1. Avoiding Other People
1.1 We’re all becoming familiar with that little dance you do to avoid other people by 2m, but please take care that this doesn’t itself cause problems.
1.2 When you see that you may need to change path to keep well away from someone, start to do so well before you reach them (don’t leave it till the last moment). There may be others doing the same thing.
1.3 Look behind you, there may be a bike coming past (or an even faster runner!).
1.4 Please be prepared to stop and stand aside if the path is too narrow (or the ground off the main path is uneven). Runners don’t hold any right of way, and it would be good to think that our members are courteous at all times!
1.5 Once past, get back to the main path slowly and safely.
1.6 Try to avoid touching anything (such as a gate or railing) while out on your run, and also try not to touch your own face. Wash your hands after training as well as before.
2. Road (And Off-Road) Safety
2.1 There seem to be more (silent) bicycles around, often being peddled furiously, so always look behind you before stepping into the road, and be prepared to stop.
2.2 Where possible, use the footpath on the right of the road, so you are facing oncoming traffic if you need to step into the road to avoid someone.
2.3 It is worth wearing bright colours so that car drivers (and furiously peddling cyclists) can clearly see you and avoid you if you do something stupid.
2.4 You’re never too old for the Green Cross Code!
3. Pick Your Routes
3.1 Patterns of use have, and continue to change, so use your recent experience to avoid crowded or dangerous areas, and parks with rampant dogs.
3.2 You might like to vary your route from run to run, but when planning a new route make sure it is well within your ability (if there’s one thing worse than getting lost, it’s getting lost and being 10 miles from home).
3.3 You may want to leave a note of where you’re going, or even give a friend permission to see where you are on a tracker app.
3.4 Please remember that private property is private property, even if the land owner has kindly opened it up for the duration. It is not appropriate to do efforts on golf greens!

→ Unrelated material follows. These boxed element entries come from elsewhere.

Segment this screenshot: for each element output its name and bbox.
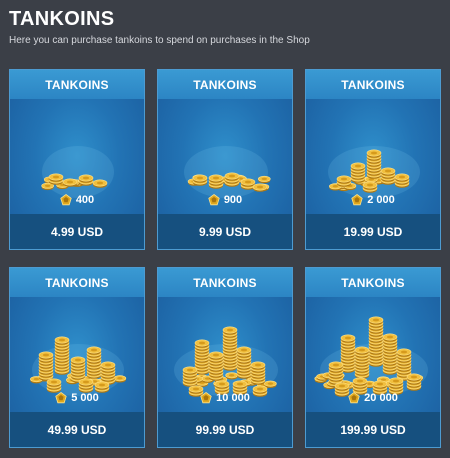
package-price[interactable]: 4.99 USD xyxy=(10,214,144,249)
package-card-900[interactable]: TANKOINS 900 9.99 USD xyxy=(157,69,293,250)
tankoin-icon xyxy=(60,194,72,206)
tankoin-icon xyxy=(351,194,363,206)
package-price[interactable]: 99.99 USD xyxy=(158,412,292,447)
page-header: TANKOINS Here you can purchase tankoins … xyxy=(9,8,441,47)
package-amount: 400 xyxy=(10,194,144,206)
package-card-400[interactable]: TANKOINS 400 4.99 USD xyxy=(9,69,145,250)
package-label: TANKOINS xyxy=(158,70,292,99)
package-amount: 10 000 xyxy=(158,392,292,404)
package-label: TANKOINS xyxy=(10,268,144,297)
package-price[interactable]: 19.99 USD xyxy=(306,214,440,249)
package-card-2000[interactable]: TANKOINS 2 000 19.99 USD xyxy=(305,69,441,250)
package-amount-value: 400 xyxy=(75,194,95,206)
package-card-10000[interactable]: TANKOINS 10 000 99.99 USD xyxy=(157,267,293,448)
package-amount: 2 000 xyxy=(306,194,440,206)
tankoin-icon xyxy=(55,392,67,404)
tankoin-packages-grid: TANKOINS 400 4.99 USD TANKOINS 900 9.99 … xyxy=(9,69,441,448)
package-price[interactable]: 9.99 USD xyxy=(158,214,292,249)
tankoin-icon xyxy=(348,392,360,404)
package-amount-value: 10 000 xyxy=(216,392,250,404)
tankoin-icon xyxy=(200,392,212,404)
package-amount: 900 xyxy=(158,194,292,206)
package-label: TANKOINS xyxy=(10,70,144,99)
package-amount-value: 2 000 xyxy=(367,194,395,206)
package-amount: 5 000 xyxy=(10,392,144,404)
package-label: TANKOINS xyxy=(306,268,440,297)
package-price[interactable]: 199.99 USD xyxy=(306,412,440,447)
package-card-20000[interactable]: TANKOINS 20 000 199.99 USD xyxy=(305,267,441,448)
tankoin-icon xyxy=(208,194,220,206)
package-amount-value: 900 xyxy=(223,194,243,206)
package-amount-value: 5 000 xyxy=(71,392,99,404)
page-subtitle: Here you can purchase tankoins to spend … xyxy=(9,35,310,46)
package-amount-value: 20 000 xyxy=(364,392,398,404)
package-amount: 20 000 xyxy=(306,392,440,404)
package-label: TANKOINS xyxy=(158,268,292,297)
package-card-5000[interactable]: TANKOINS 5 000 49.99 USD xyxy=(9,267,145,448)
page-title: TANKOINS xyxy=(9,8,115,30)
package-label: TANKOINS xyxy=(306,70,440,99)
package-price[interactable]: 49.99 USD xyxy=(10,412,144,447)
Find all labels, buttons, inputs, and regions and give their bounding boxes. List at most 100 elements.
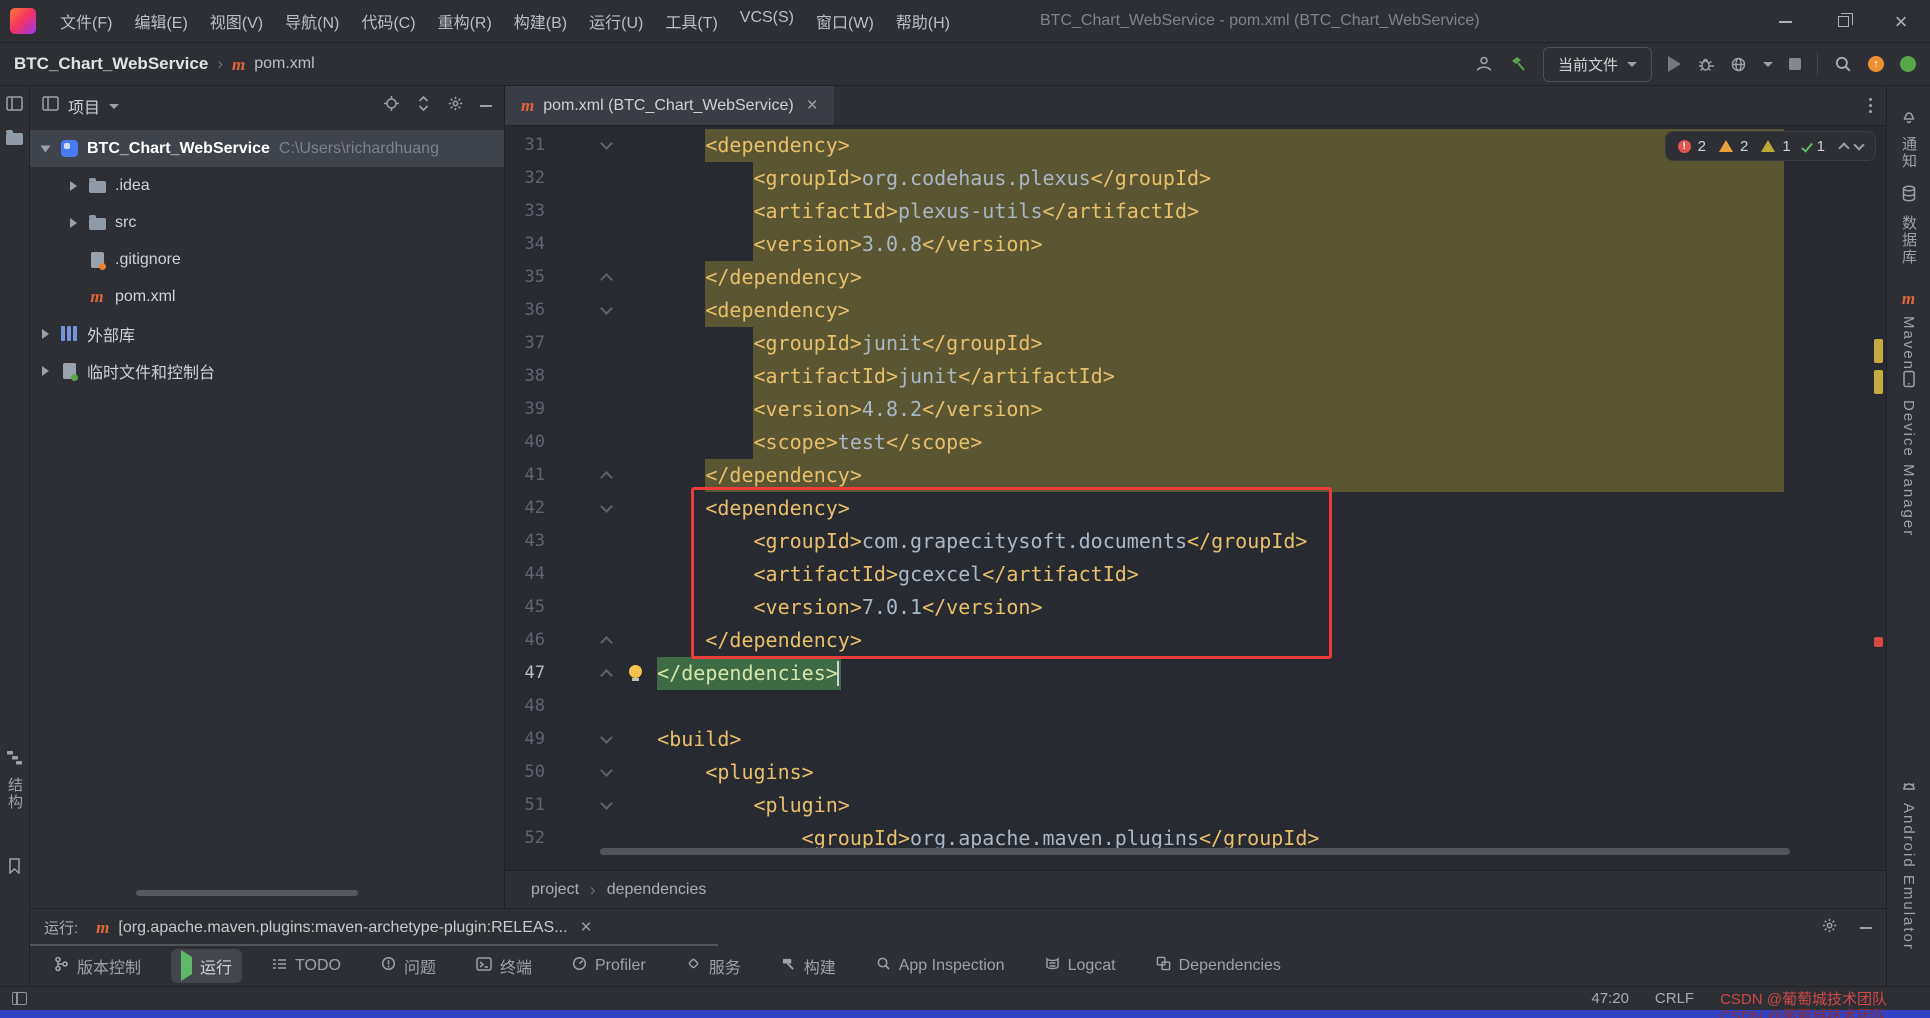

3.5 Aim to use wide paths or open spaces for any faster running that you do, so that it is easier to dodge other people.
4. Look After Yourself
4.1 Please remember that it’s not the training that builds you up, it’s your body’s response to training. So do eat proper meals, go to bed at regular times, and don’t overdo your running. Remember if you train too much, or when you are unwell, you won’t get any benefit.
4.2 Do heed the latest government advice and remember that the NHS is still open for business.
4.3 Carry your mobile phone and an ‘In Case of Emergency’ card with you (or use the ICE setting on your phone), just in case the worst happens. Don’t forget to keep properly hydrated and wear clothing appropriate for the weather.
4.4 Please let us know (firstname.lastname@example.org) if you encounter any problems which could affect others, whether a savage dog, unpleasant individual, or unexpected pot-holes, so we can pass on the warnings. Also remember that not all advice on the internet is good advice!
5.1 Only you are in a position to decide how much supervision your child needs.
5.2 Do make sure they are familiar with all points of safety, and never under- estimate your child’s ability to get lost!
5.3 Although running with siblings might be safer in some respects, children can be more easily distracted and take less care when with other children.